I think this is a great example of an amazing tub in a small bathroom. This tub is probably up against a corner, but it still feels luxurious because we get the wonderful shape and it was probably a creative solution for a small bath. Kohler, I believe, has corner tubs in this style.

Nate Berkus
Another silver tub, I know, but it's a great shape so indulge me. The bottom is more contemporary and the sides have a more severe angle to them. To me, it's a more masculine tub, almost industrial, and it would still be beautiful done in a monochromatic scheme.

On to options. I have to come clean, I love Faucetdirect.com. I think it's an awesome resource and their pricing is consistently great. I buy fixtures, fittings, the whole lot right from them because I've had great luck and their inventory on high-end items is extensive. Most of the tubs from below are from them and even on sale.

Porcher - $1000.05 (on sale)
Cast iron drop-in, I'm not as crazy about the shape, but overall it's a good looking tub that still incorporates cast iron at around the 1k mark. Because, of course, cast-iron is out there, but the challenge was to find them at the lower price range. In a traditional bathroom with high-end finishes, I think this shape would work well.
Porcher - $882.05 (on sale)
It's acrylic, but personally, I think that unless you upgrade to a radiant or inline heat system, you're never going to win the battle against cooling water. Cast iron will help, but if bath time is your only "me time" you probably are hiding out in there for awhile... it's not just me... right?

Kohler - $768.72
Another acrylic tub, but by Kohler and a great shape and an amazing price.
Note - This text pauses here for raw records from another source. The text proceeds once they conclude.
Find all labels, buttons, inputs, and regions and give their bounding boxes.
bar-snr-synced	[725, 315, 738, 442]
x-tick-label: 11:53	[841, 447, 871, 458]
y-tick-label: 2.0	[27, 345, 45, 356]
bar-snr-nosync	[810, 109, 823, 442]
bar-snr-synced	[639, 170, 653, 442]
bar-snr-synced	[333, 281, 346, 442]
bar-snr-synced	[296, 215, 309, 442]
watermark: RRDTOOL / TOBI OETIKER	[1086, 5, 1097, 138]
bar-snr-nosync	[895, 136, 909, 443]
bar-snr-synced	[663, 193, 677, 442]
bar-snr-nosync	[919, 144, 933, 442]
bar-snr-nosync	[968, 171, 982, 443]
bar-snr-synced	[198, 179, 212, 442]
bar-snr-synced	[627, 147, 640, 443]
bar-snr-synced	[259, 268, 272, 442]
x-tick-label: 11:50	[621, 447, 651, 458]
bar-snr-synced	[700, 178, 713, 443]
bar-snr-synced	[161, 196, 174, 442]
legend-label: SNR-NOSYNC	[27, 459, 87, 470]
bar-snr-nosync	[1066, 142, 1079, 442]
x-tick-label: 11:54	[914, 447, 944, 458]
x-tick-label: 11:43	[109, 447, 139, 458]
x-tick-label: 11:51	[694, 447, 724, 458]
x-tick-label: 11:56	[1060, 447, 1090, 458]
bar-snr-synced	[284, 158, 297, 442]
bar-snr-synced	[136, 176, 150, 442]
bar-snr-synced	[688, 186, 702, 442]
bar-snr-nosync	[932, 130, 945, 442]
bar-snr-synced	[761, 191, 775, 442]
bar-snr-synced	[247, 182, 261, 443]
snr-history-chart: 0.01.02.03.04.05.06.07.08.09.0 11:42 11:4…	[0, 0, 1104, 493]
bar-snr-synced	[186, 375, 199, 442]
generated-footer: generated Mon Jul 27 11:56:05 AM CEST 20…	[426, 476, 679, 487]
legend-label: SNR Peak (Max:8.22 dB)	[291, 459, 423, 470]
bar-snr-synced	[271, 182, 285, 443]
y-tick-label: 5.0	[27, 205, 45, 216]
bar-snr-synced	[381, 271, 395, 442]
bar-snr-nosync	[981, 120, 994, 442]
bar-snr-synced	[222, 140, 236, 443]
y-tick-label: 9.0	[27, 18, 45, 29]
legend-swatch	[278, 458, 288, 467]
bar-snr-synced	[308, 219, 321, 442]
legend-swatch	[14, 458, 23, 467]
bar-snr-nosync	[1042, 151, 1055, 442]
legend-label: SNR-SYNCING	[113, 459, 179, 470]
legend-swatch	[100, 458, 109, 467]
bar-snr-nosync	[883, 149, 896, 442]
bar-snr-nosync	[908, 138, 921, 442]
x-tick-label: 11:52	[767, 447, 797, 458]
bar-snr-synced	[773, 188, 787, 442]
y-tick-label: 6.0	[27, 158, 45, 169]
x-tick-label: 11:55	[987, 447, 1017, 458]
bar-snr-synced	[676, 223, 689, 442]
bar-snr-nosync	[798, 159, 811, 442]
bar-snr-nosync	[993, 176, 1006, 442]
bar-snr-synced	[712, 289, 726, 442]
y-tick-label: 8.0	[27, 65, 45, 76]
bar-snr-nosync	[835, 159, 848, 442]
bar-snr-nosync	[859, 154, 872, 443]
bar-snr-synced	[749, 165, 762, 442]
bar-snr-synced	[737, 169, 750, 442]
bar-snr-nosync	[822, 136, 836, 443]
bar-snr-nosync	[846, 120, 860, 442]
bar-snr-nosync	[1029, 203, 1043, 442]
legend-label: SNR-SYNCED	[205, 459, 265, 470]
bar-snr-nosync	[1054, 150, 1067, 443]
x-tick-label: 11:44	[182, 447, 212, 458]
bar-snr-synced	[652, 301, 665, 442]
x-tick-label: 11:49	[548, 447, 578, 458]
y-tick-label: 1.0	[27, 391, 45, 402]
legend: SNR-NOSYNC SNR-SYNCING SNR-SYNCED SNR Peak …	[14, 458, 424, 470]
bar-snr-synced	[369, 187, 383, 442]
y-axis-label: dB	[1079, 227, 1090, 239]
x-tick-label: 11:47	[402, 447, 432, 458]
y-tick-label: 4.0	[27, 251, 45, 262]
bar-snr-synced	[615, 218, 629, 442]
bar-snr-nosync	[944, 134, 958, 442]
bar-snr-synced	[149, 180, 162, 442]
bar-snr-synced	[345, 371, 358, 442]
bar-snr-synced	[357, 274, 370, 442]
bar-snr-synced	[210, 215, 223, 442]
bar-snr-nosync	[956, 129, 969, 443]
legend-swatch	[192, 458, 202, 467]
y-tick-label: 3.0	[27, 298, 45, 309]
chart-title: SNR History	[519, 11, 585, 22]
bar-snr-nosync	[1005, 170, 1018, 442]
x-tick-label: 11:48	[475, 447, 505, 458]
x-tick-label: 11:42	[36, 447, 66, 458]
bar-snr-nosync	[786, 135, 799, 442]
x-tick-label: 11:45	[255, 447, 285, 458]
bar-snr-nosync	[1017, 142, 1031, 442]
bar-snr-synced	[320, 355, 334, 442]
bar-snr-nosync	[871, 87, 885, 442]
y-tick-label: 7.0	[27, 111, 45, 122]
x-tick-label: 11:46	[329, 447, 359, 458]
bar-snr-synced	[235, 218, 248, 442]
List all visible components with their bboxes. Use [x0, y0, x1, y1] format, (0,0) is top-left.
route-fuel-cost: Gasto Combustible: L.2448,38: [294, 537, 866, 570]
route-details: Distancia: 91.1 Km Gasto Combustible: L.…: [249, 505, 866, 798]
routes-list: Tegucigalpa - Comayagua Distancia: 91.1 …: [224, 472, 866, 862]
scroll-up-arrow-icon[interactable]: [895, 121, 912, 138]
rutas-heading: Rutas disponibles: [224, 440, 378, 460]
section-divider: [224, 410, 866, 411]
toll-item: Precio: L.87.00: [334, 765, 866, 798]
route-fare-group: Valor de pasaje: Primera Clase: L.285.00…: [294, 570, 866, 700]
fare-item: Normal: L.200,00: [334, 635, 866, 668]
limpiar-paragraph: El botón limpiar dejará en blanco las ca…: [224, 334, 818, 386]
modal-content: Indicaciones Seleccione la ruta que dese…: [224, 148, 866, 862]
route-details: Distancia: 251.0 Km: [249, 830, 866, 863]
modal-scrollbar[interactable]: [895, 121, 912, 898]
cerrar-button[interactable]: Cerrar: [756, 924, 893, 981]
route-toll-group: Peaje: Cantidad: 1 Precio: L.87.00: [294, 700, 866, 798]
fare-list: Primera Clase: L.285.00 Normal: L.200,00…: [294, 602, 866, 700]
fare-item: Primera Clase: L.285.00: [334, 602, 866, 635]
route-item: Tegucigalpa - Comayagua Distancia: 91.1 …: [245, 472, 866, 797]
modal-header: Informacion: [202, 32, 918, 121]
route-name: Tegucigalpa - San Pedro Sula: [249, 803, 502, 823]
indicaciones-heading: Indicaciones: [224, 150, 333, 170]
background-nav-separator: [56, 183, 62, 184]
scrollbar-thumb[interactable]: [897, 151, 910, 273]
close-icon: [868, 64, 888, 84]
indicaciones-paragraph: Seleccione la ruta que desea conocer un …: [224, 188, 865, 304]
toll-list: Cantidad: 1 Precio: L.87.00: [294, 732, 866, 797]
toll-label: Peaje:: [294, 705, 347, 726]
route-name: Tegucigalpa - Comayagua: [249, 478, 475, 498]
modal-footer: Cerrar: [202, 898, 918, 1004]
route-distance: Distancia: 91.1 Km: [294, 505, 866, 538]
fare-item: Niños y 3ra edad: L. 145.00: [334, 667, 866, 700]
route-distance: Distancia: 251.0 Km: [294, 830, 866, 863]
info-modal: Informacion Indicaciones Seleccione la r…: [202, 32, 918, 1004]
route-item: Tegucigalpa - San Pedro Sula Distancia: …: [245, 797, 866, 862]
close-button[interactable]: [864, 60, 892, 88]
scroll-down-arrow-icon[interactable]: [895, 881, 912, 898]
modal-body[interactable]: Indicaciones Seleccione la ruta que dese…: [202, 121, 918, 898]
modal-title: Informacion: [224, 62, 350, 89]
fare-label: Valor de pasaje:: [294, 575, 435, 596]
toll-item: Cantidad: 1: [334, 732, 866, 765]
One of my first stops for cast iron tubs are always the salvage yards. This cast iron tub happens to already be in great condition and is gigantic - it's a two person coming in at 75". But because this one is already near perfect, you'll pay for it. I've found tubs in terrible shape and had them re-furbished at a cost that doesn't even compare to what I would have paid for one in good condition. To find a salvage yard near you, try searching for terms similar to "architectural building salvage (insert your city)." You will be surprised at the hole-in-the-wall places that pop up near you. Craigslist too -- I've driven way too far to pick up tubs, but for $150 bucks, it's worth it!

I also couldn't resist this cast iron beauty. It's beautiful and while it's not in the cheap and cheerful category, I don't think it's unreasonable for a freestanding soaker made from cast iron.
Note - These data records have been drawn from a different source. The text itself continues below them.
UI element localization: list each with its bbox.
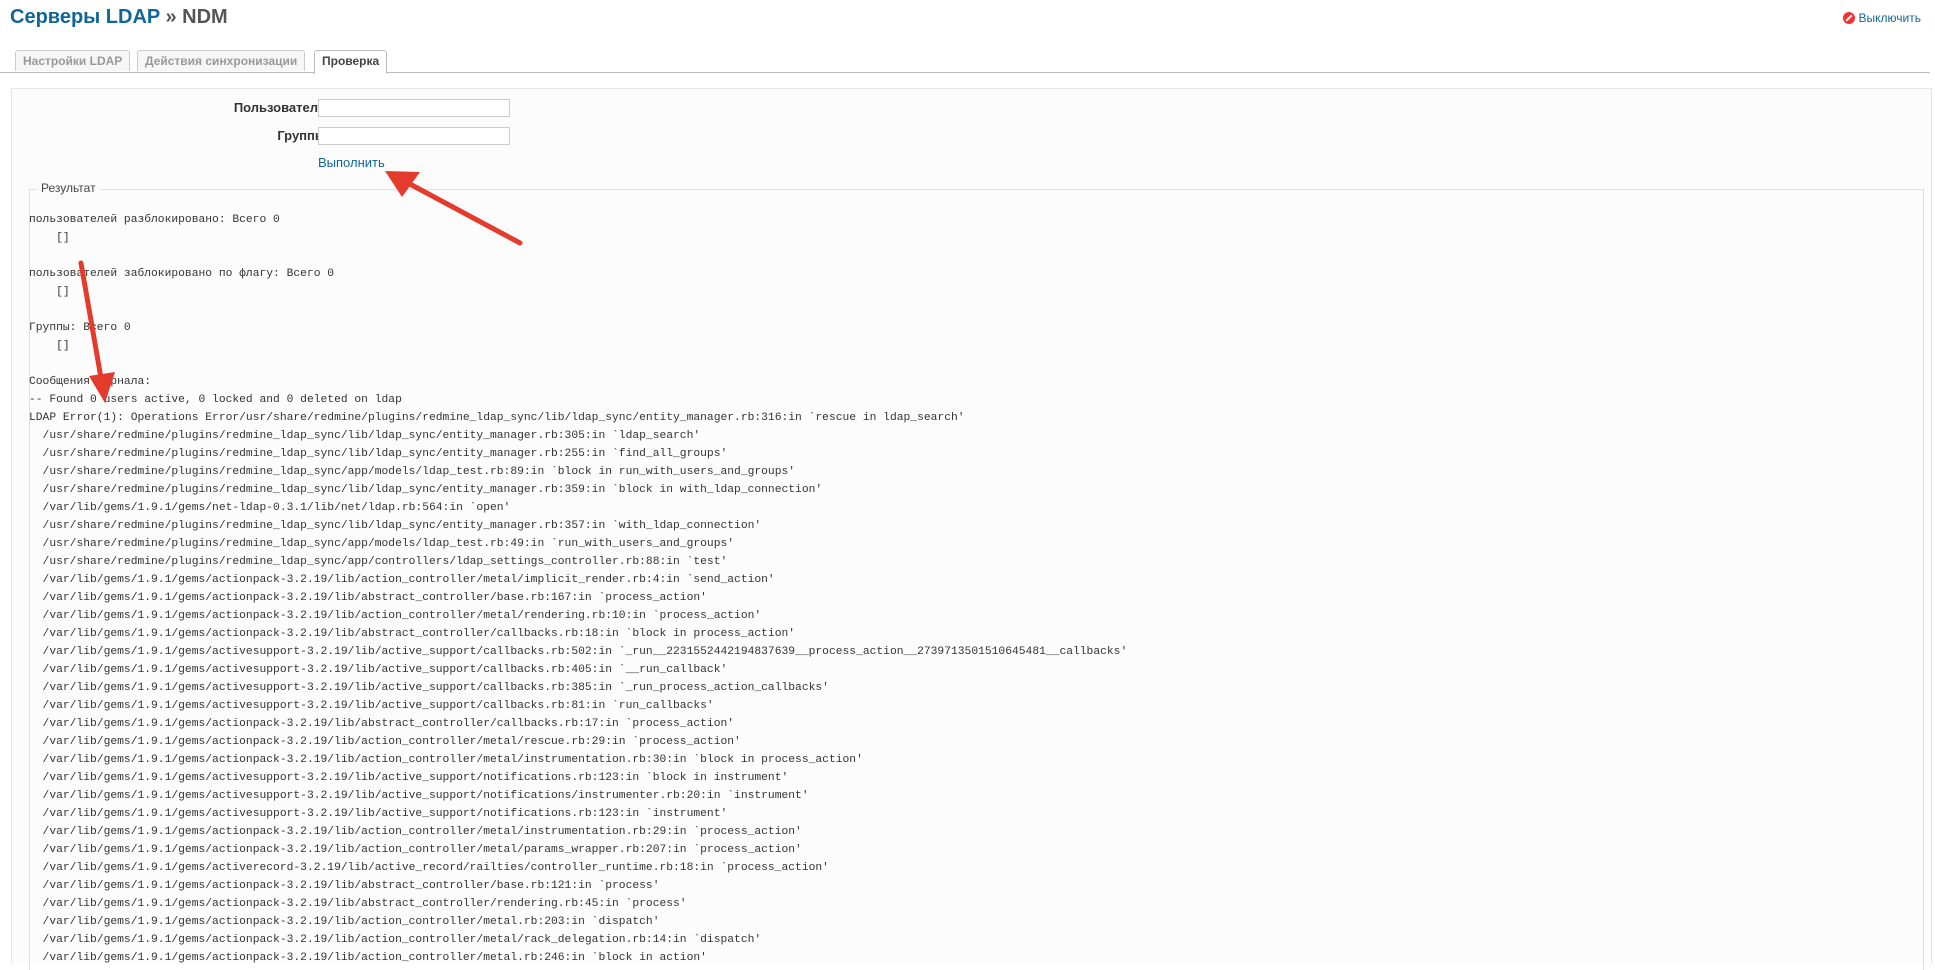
test-panel: Пользователи Группы Выполнить Результат … [11, 88, 1932, 970]
breadcrumb-ldap-servers-link[interactable]: Серверы LDAP [10, 6, 160, 28]
disable-icon [1842, 12, 1855, 24]
groups-row: Группы [12, 127, 512, 147]
execute-link[interactable]: Выполнить [318, 155, 385, 170]
users-input[interactable] [318, 99, 510, 117]
tab-sync-actions[interactable]: Действия синхронизации [137, 50, 306, 71]
page-title-current: NDM [182, 6, 228, 28]
users-row: Пользователи [12, 99, 512, 119]
groups-input[interactable] [318, 127, 510, 145]
disable-label: Выключить [1858, 11, 1921, 25]
result-log: пользователей разблокировано: Всего 0 []… [29, 214, 1128, 964]
result-legend: Результат [37, 181, 100, 195]
tab-test[interactable]: Проверка [314, 50, 388, 74]
disable-button[interactable]: Выключить [1842, 11, 1921, 25]
tab-bar: Настройки LDAP Действия синхронизации Пр… [0, 48, 1930, 74]
page-title: Серверы LDAP » NDM [10, 6, 228, 29]
tab-ldap-settings[interactable]: Настройки LDAP [15, 50, 131, 71]
users-label: Пользователи [233, 100, 326, 115]
breadcrumb-separator: » [165, 6, 177, 28]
And while it's definitely not in the inexpensive category, for serious bathers who don't want to lose heat, MTI makes a large assortment of tubs with "Thermaltherapy" options. They have a number of patents out there so to a certain extent, they have got bathtub heating cornered. Their inline heating system is operated with on/off switching and does not necessitate jets in order to work. It gently recirculates the water -- no disruptions and no cooling off. Additionally, they have a "Radiance" heat system that can heat the tub itself, much like a radiant flooring. No chilly tubs and cold metal when you put your shoulders against it.

Good luck on the remodel, Katerina! Go for it, it's always worth it.
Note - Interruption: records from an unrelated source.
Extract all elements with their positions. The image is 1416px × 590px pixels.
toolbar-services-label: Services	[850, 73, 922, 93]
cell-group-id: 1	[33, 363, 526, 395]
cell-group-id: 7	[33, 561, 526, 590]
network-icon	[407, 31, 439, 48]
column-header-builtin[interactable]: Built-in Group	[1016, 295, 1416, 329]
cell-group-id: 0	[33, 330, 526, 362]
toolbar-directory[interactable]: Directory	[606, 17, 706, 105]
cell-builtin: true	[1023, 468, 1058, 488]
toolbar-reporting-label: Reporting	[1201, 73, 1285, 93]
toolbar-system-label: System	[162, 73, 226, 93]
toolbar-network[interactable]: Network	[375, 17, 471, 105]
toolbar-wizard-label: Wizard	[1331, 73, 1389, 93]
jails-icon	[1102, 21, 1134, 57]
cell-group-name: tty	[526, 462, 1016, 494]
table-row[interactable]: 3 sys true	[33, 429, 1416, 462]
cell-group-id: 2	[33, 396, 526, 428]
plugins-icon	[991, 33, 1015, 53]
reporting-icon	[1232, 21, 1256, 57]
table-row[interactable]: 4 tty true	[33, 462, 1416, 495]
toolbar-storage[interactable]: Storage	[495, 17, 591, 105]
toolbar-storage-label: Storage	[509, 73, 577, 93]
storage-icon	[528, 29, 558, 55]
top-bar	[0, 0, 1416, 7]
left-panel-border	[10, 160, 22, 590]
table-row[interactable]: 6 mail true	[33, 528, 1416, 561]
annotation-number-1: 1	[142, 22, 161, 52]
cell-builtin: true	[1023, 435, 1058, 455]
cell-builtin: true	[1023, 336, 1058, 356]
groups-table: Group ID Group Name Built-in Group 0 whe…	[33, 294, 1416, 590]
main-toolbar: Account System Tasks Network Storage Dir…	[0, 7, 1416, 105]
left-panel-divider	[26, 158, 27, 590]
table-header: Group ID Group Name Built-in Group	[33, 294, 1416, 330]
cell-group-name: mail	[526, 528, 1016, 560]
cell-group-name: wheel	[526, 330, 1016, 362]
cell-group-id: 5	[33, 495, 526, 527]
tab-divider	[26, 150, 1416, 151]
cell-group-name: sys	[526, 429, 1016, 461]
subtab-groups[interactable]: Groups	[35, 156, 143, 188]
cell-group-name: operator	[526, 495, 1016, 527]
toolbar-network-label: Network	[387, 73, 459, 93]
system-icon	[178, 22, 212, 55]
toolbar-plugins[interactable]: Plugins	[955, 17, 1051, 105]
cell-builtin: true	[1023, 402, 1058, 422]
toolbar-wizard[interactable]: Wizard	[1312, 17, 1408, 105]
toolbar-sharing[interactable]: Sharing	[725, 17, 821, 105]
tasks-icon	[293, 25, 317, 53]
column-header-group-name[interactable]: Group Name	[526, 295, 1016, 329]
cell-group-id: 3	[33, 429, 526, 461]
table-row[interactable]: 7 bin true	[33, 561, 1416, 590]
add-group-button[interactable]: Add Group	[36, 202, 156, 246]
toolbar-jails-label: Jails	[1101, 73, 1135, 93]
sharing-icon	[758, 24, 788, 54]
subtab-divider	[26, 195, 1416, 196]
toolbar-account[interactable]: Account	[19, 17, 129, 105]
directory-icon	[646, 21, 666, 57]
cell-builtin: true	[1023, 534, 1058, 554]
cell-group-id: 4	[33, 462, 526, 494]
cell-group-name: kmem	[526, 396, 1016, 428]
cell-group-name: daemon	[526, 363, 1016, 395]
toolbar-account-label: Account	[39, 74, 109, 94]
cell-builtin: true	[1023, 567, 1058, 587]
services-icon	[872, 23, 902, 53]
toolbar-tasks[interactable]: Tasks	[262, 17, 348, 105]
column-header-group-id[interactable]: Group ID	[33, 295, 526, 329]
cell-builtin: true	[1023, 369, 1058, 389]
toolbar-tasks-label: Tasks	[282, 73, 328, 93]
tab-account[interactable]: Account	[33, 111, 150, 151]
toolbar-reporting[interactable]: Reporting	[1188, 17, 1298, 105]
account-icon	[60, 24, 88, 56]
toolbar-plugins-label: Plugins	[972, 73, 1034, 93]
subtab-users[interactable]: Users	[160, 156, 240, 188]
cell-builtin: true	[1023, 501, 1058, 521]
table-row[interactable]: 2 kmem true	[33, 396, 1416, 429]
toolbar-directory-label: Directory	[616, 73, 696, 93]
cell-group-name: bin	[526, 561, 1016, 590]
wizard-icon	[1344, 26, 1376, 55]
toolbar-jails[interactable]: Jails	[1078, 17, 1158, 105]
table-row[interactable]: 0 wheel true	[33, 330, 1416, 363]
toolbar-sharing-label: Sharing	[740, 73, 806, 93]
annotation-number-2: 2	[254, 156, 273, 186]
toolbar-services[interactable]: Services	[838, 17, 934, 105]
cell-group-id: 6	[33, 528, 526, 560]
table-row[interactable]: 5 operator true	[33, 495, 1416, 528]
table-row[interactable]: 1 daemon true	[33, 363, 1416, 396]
The enchanted home said...

Great post..who doesn't love a soaking tub? Like your reader I had no interest in a jet or jacuzzi tub, just a big luxurious soaking tub. I looove that first picture of the bathroom by Brooke Gianetti is just gorgeous!!
Thanks for putting together this gorgeous post!

Anna Ferguson/Dean Valore said...

Gorgeous post - I never tire of looking a beautiful bathrooms! The tub we chose for our new house is from The Bath Works, and is covered in a beautiful hand rubbed pewter. Because we decided to do acrylic instead of cast iron (1/2 the cost), the tub is not unreasonable in cost and so gorgeous. I've found that if I take my inspiration photos and do some digging, things can be found w/in budget - just like was done on this great post!

Katerina said...

Be still my heart!! What gorgeous bathrooms! Thank you so much for this amazing and informative post. You've given me lots to think about. Believe it or not, I was going to ask you about faucetdirect.com but I just assumed you purchased from a fancy showroom!

Katerina said...

That's a lot of exclamation points, I apologize. I just couldn't suppress my enthusiasm.